Au California
Institute of Technology, Carl Anderson contemplait, perplexe, la photo
posée devant lui. La température était caniculaire au pied des montagnes Saint
Gabriel, pas loin de quatre-vingt-dix degrés Fahrenheit et Anderson suait à
grosses gouttes. Ce cliché était tout à fait surprenant. Cela faisait
maintenant plusieurs mois que, sous la direction de Robert Andrews Millikan,
l’homme qui avait déterminé la charge élémentaire de l’électron en 1913, il
traquait les particules du rayonnement cosmique dans une chambre à brouillard
de sa conception. Le système, inventé un peu par hasard[1]
par le physicien écossais Charles Thomson Rees Wilson en 1911, consistait en
une enceinte close contenant un peu d’eau et détendue[2]

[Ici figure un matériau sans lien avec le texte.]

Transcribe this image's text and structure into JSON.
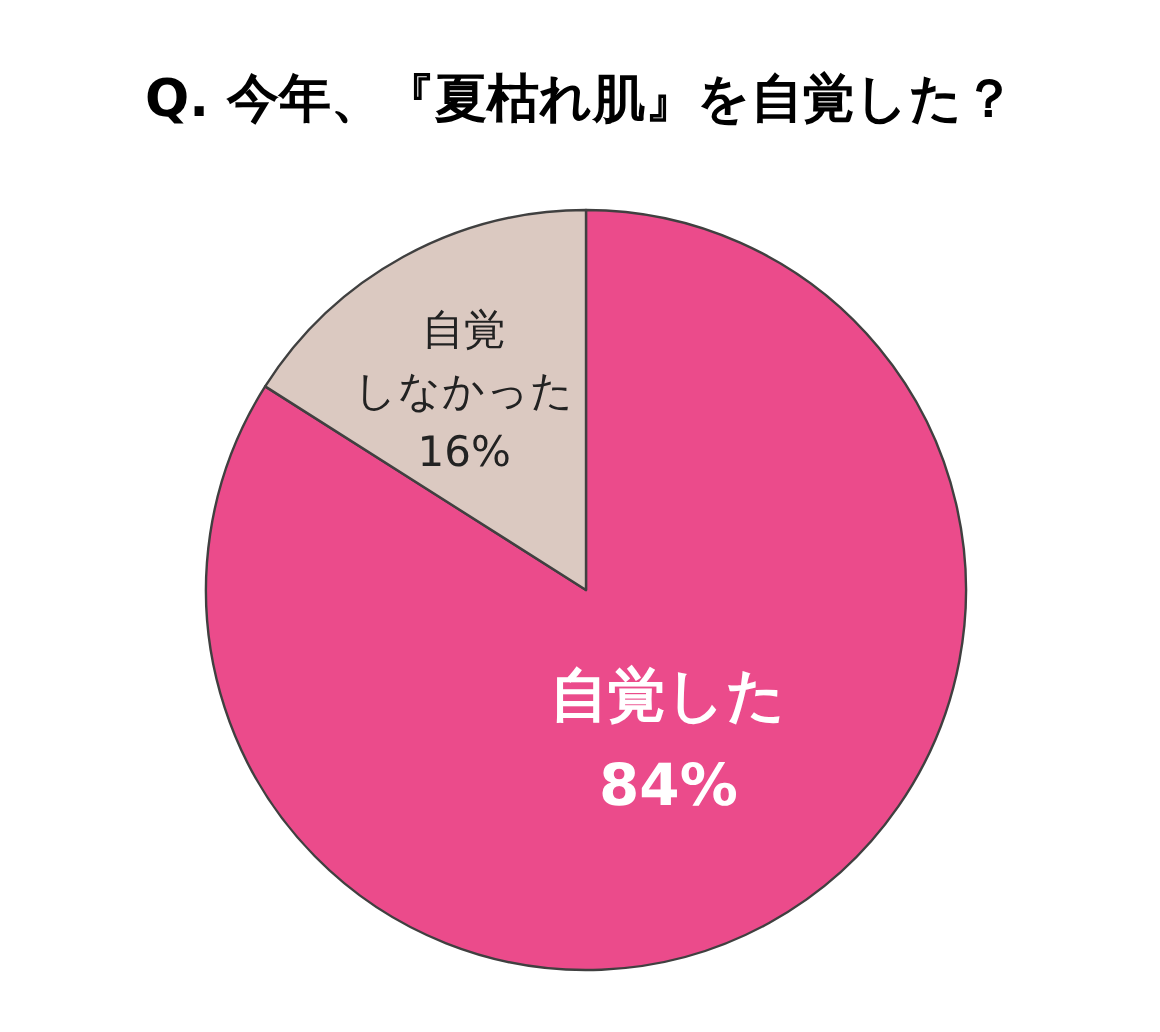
{
  "chart_data": {
    "type": "pie",
    "title": "Q. 今年、『夏枯れ肌』を自覚した？",
    "categories": [
      "自覚した",
      "自覚しなかった"
    ],
    "values": [
      84,
      16
    ],
    "colors": [
      "#eb4b8b",
      "#dbc9c1"
    ],
    "value_labels": [
      "84%",
      "16%"
    ],
    "legend": false
  }
}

à plusieurs reprises. De la vapeur sursaturée. Le passage d’une particule
cosmique dans cette chambre ionisait la matière sur son passage et permettait à
l’eau de se liquéfier autour des ions ainsi formés. Une belle trace de
gouttelettes d’eau, en suspension comme dans un brouillard, apparaissait alors
le long de la trajectoire. Anderson avait apporté sa touche personnelle à
ce dispositif expérimental en l’entourant d’électro-aimants qui généraient un
champ magnétique d’une centaine de milliteslas. Celui-ci courbait alors la
trajectoire des particules ionisées en de beaux arcs de cercle. Et ceux que
Carl regardait en ce doux mois de mars le laissaient dubitatif.
Il était évident qu’une particule chargée
arrivait par le bas de la chambre puis, traversant la plaque de plomb de six
millimètres d’épaisseur, elle perdait de l’énergie donc de la vitesse, et il
était logique que le rayon de courbure diminuât. Mais ce n’était pas le plus
troublant. Ce qui déstabilisait Anderson était le sens de sa trajectoire, et
plus particulièrement de sa courbure. Elle tournait vers la gauche, comme
l’aurait fait une particule chargée positivement. Toutefois, ce n’était pas un
proton : trop lourd, ce dernier n’aurait pas pu transpercer la plaque
ainsi !
Out of a group of 1300 photographs of cosmic-ray
tracks in a vertical Wilson chamber 15 tracks were of positive particles which
could not have a mass as great as that of the proton.[3]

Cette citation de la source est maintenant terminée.